Xenon Trioxide
Properties
| State | Solid (colorless crystals, shock-sensitive explosive; decomposes explosively above 25 °C) |
| Color | Colorless |
| Solubility | Very soluble in water forming xenic acid H2XeO4 |
About Xenon Trioxide
Xenon trioxide, XeO3, is a colorless crystalline solid that occupies an unusual place in inorganic chemistry: simultaneously the textbook example of AX3E trigonal-pyramidal geometry and one of the most violently explosive noble-gas compounds known. It was first isolated in 1963 at Argonne National Laboratory by controlled hydrolysis of XeF6 and has stayed in the literature mostly as a research curiosity because nothing about it is gentle. Each XeO3 molecule has three Xe=O bonds and one lone pair on the central xenon, giving the trigonal-pyramidal shape that VSEPR predicts for an AX3E system. The thermodynamic problem is severe: decomposition to Xe + 1.5 O2 carries a free energy change near -400 kJ/mol, the kinetic barrier is low, and the activation can come from mechanical shock, friction, warming above about 30 °C, or trace catalyst contamination. Detonation velocity per gram is comparable to TNT, with the added feature that all decomposition products are gaseous so confinement is not required. In aqueous solution XeO3 forms the weakly acidic xenic acid H2XeO4, the xenate anion XeO4 2-, and on further oxidation the perxenate XeO6 4-, all of which are powerful single-electron oxidants used in specialty analytical chemistry. The compound is prepared and used in milligram quantities at a small number of specialized laboratories with blast containment, and has no commercial market.
Where you'll encounter it
If you've ever read a 1960s noble-gas-chemistry paper from Argonne or a modern analytical-chemistry note about ultraclean oxidation of trace manganese, you've encountered xenate or perxenate even if the parent XeO3 stayed off the bench.
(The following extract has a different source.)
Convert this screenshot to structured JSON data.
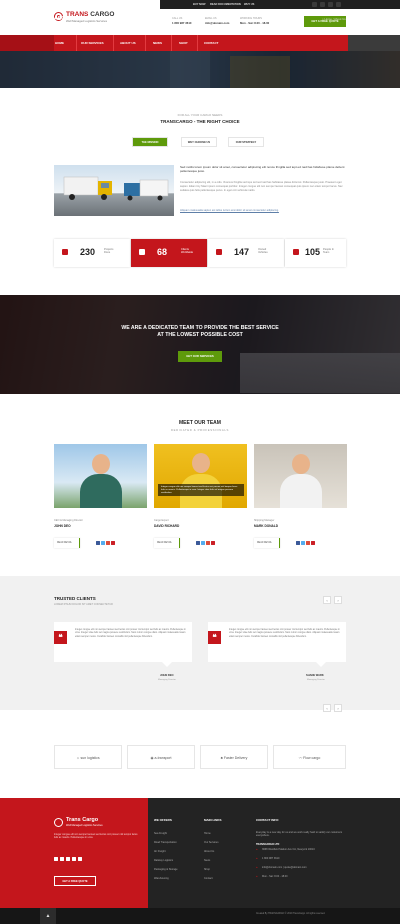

Working chemists almost never see XeO3 itself — the few groups that do prepare it work behind heavy barricades with remote-handling equipment and milligram-scale quantities, because a careless gram-scale prep would deliver an uncontained TNT-equivalent blast inside the fume hood. The useful chemistry happens in dilute aqueous solution as xenic acid or sodium perxenate, where you can quantitatively oxidize Mn(II) up to permanganate without leaving any cation residue (the byproduct is xenon gas that bubbles off), which matters when you are running ICP-MS or trace-metal analysis on a sample that cannot tolerate sodium, ammonium, or other cation contamination from a more conventional oxidant.
Common Uses
- Aqueous xenate and perxenate solutions as ultraclean one-electron oxidants in trace analytical chemistry
- Quantitative oxidation of Mn(II) to MnO4- for trace manganese determination without cation contamination
- Graduate inorganic chemistry teaching example of AX3E VSEPR trigonal-pyramidal geometry
- Research probe for studying Xe-O bonding energetics and noble-gas oxide crystallography
- Reactive intermediate in XeF6 hydrolysis pathways under actinide-fluorination conditions
- Reference oxidant for benchmarking redox potentials of high-oxidation-state main-group oxoanions
Safety Information
XeO3 is a primary explosive — shock-sensitive, friction-sensitive, and detonable above 25 °C with energy release on the same order as TNT per gram. GHS classifications: Explosive Division 1.1 (mass-explosion hazard), Acute Toxicity Inhalation, Oxidizer Category 1, Skin Corrosion 1A, Eye Damage 1. There is no OSHA PEL because the compound is never produced at industrial quantities; handling is governed by Department of Defense and DOE explosives-handling protocols. Solid XeO3 is prepared and manipulated only behind blast barricades with remote tongs, in milligram quantities, by personnel with explosives training. Aqueous xenate and perxenate solutions are far less hazardous than the dry solid but still strong oxidizers and corrosives requiring full PPE, splash shields, and segregated waste collection.
This safety summary is for educational reference only and may not be complete. It is not a substitute for Safety Data Sheets (SDS), medical advice, or professional chemical safety guidance. Always consult appropriate SDS and qualified professionals before handling chemicals.